Ich Fotografiere immer häufiger für kleine Aufträge. Gebe meine Fotos also weiter und möchte dadurch die Metadaten dieser Fotos immer auf Vordermann bringen. Ich bearbeite diese momentan immer mit Adobe Bridge. Dies ist einfach und übersichtlich. Doch das Problem besteht darin, dass ich alle meine Standarddaten wie z.B. Mein Name, eMail, webseite usw. von neuem ausfüllen muss. 

Nun meine Frage:
Giebt es da nichts um immer die selben Metadaten auf mehrere Fotos zu übertragen. So könnte ich mir immer das Profil von Metadaten laden, dass ich gerne hätte. Oder eine Kopierfunktion währe auch ok. So kann ich einfach die Metadaten eines Fotos auf alle neuen übernehmen.

Ich hoffe ihr könnt mir helfen.

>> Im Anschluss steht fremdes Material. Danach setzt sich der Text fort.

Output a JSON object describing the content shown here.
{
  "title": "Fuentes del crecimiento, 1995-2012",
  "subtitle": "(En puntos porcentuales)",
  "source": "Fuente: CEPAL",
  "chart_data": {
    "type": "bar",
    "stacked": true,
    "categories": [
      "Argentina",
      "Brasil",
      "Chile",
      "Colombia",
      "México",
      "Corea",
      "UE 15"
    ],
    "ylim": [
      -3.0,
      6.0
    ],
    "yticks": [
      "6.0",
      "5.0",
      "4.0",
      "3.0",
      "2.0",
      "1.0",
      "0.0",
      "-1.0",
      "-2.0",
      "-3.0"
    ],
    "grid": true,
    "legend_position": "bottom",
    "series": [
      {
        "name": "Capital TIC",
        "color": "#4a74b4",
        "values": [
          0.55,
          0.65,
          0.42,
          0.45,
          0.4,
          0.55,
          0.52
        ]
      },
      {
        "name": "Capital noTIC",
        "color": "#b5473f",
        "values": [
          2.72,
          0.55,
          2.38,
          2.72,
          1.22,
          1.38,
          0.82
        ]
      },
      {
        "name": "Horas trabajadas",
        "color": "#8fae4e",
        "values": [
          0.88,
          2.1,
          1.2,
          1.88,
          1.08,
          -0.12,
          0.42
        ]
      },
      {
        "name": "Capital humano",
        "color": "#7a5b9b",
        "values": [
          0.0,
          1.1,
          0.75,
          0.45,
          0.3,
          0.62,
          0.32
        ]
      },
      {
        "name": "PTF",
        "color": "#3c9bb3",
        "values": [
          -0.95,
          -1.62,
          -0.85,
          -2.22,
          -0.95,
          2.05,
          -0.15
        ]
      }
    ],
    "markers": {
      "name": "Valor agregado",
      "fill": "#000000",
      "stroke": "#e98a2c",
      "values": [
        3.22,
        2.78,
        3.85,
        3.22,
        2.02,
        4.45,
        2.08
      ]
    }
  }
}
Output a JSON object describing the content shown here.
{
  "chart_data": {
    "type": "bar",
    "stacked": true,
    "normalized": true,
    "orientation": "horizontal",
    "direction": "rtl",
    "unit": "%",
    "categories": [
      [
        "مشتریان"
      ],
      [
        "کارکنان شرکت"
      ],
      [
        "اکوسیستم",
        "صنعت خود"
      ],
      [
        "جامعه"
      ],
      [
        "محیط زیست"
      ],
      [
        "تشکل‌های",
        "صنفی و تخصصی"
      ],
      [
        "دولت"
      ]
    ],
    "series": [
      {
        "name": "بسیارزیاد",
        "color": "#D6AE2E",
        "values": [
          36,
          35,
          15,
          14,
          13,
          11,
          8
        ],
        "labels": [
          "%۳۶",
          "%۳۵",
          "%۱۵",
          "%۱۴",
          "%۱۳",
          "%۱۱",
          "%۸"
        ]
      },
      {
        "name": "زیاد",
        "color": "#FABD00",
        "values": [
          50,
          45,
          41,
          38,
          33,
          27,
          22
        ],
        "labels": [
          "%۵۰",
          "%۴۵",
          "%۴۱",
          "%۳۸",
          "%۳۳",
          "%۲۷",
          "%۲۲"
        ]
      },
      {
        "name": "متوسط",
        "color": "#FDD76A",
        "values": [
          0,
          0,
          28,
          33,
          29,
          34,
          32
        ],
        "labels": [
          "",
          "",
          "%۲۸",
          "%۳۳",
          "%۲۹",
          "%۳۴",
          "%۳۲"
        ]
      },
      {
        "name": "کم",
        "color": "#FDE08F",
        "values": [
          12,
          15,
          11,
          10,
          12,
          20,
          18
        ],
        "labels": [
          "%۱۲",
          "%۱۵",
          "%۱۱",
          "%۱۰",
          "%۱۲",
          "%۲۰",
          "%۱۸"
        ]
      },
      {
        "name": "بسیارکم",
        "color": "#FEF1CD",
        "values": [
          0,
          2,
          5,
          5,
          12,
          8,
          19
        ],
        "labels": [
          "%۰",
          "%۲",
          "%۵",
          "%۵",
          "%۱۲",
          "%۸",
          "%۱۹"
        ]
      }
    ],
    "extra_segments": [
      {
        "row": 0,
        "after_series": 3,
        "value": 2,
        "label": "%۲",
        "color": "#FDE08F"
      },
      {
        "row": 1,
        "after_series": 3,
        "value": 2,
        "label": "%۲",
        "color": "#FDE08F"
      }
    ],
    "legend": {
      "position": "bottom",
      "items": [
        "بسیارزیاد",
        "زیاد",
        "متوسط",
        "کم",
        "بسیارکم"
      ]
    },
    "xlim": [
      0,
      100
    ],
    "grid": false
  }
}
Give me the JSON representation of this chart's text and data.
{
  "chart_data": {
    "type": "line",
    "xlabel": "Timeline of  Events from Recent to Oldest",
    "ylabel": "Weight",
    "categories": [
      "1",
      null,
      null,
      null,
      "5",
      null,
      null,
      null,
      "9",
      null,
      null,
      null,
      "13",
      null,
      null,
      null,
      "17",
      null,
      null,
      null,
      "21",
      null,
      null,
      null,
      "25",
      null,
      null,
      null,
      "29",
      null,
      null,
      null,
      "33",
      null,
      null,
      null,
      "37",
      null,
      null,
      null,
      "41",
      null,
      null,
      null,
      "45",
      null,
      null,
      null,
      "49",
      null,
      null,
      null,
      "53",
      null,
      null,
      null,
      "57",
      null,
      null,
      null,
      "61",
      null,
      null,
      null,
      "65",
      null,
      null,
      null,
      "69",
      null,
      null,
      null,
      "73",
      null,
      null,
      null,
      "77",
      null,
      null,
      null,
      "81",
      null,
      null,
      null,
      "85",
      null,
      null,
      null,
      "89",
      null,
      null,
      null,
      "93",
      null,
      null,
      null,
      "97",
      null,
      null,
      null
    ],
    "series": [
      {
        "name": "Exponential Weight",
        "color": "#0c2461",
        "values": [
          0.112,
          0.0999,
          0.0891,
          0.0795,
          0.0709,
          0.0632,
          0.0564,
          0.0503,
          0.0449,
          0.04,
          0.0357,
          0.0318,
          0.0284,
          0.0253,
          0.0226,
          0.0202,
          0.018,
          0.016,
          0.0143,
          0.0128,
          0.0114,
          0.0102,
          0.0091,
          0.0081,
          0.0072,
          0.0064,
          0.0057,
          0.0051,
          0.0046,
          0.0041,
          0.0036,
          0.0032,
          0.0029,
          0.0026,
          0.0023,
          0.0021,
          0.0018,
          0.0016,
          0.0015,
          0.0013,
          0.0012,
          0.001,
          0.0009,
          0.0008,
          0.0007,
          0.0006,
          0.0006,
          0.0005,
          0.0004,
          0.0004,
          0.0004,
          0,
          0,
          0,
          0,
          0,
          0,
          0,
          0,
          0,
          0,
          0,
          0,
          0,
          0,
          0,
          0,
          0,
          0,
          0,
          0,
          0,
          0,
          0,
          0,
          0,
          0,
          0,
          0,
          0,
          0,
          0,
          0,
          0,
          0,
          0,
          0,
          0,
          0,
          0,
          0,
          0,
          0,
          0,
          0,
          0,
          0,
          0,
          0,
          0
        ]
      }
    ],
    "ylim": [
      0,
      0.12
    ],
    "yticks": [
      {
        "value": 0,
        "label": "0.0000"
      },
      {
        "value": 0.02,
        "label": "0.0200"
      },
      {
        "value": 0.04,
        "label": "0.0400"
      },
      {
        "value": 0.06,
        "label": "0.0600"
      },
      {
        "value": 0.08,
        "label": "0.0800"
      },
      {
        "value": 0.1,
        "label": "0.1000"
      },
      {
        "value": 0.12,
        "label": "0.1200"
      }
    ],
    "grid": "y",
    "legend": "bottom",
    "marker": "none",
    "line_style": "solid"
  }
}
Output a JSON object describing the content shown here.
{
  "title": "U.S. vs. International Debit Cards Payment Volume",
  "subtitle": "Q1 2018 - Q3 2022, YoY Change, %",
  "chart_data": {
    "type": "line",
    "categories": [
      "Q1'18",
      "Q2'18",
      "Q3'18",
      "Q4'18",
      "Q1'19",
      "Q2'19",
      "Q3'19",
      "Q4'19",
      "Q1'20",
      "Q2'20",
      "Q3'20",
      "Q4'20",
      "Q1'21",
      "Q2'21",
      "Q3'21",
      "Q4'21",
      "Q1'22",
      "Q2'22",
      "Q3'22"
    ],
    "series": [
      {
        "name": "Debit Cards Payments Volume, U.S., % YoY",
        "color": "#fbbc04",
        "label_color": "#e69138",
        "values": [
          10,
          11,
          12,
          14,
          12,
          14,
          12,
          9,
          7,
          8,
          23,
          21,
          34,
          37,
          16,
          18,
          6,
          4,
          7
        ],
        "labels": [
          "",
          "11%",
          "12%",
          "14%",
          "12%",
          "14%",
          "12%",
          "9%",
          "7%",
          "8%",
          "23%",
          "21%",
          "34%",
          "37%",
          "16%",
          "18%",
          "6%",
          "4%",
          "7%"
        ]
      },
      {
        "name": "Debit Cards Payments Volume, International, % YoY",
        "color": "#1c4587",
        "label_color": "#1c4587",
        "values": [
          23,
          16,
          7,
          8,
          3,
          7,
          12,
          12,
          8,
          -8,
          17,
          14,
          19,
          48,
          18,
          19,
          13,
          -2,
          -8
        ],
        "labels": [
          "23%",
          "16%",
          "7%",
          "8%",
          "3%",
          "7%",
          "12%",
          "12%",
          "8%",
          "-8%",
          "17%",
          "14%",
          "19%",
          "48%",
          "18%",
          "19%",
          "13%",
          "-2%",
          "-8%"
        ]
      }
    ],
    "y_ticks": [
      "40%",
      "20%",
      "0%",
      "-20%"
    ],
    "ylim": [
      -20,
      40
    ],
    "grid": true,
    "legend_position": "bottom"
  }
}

Ich bin bis heute weder in Zeitschriften noch im Internet fündig geworden.

Grüsse, Gwave


----------



## cypress (10. August 2006)

Hi da gibt es normal mehrere Programme die die Batch-Verarbeitung beherrschen eines davon müsste "Thumbs Plus" sein aber 100% weis ich es gerade nicht ich schau dir morgen nochmal nach habe vor 2-3 Monaten in ner Fotozeitschrift darüber einen Bericht darüber gelesen... 

Manu


----------



## Gwave (10. August 2006)

Wow, genau dass würde mich interessieren. Habe in zwischen weitergeforscht und gesehen, dass ich mit der Original Software von Canon (EOS Viewer Utility) zumindest die Daten speichern kann. Doch eine Stapelverarbeitung ist dan leider nicht möglich. :-(
Bin also gespannt auf deine Ideen.


----------



## cypress (10. August 2006)

Ich weis nicht ob es genau das ist was du suchst da ich mir hierbei nicht sicher bin ob man ohne das Tool die eingetragenen Daten auch sehen kann aber mit dem Programm pixvue (http://www.pixvue.com/) kannst du Vorlagen erstellen wie z.B. Autor und so und die dann auf den ganzen Ordner anwenden.


----------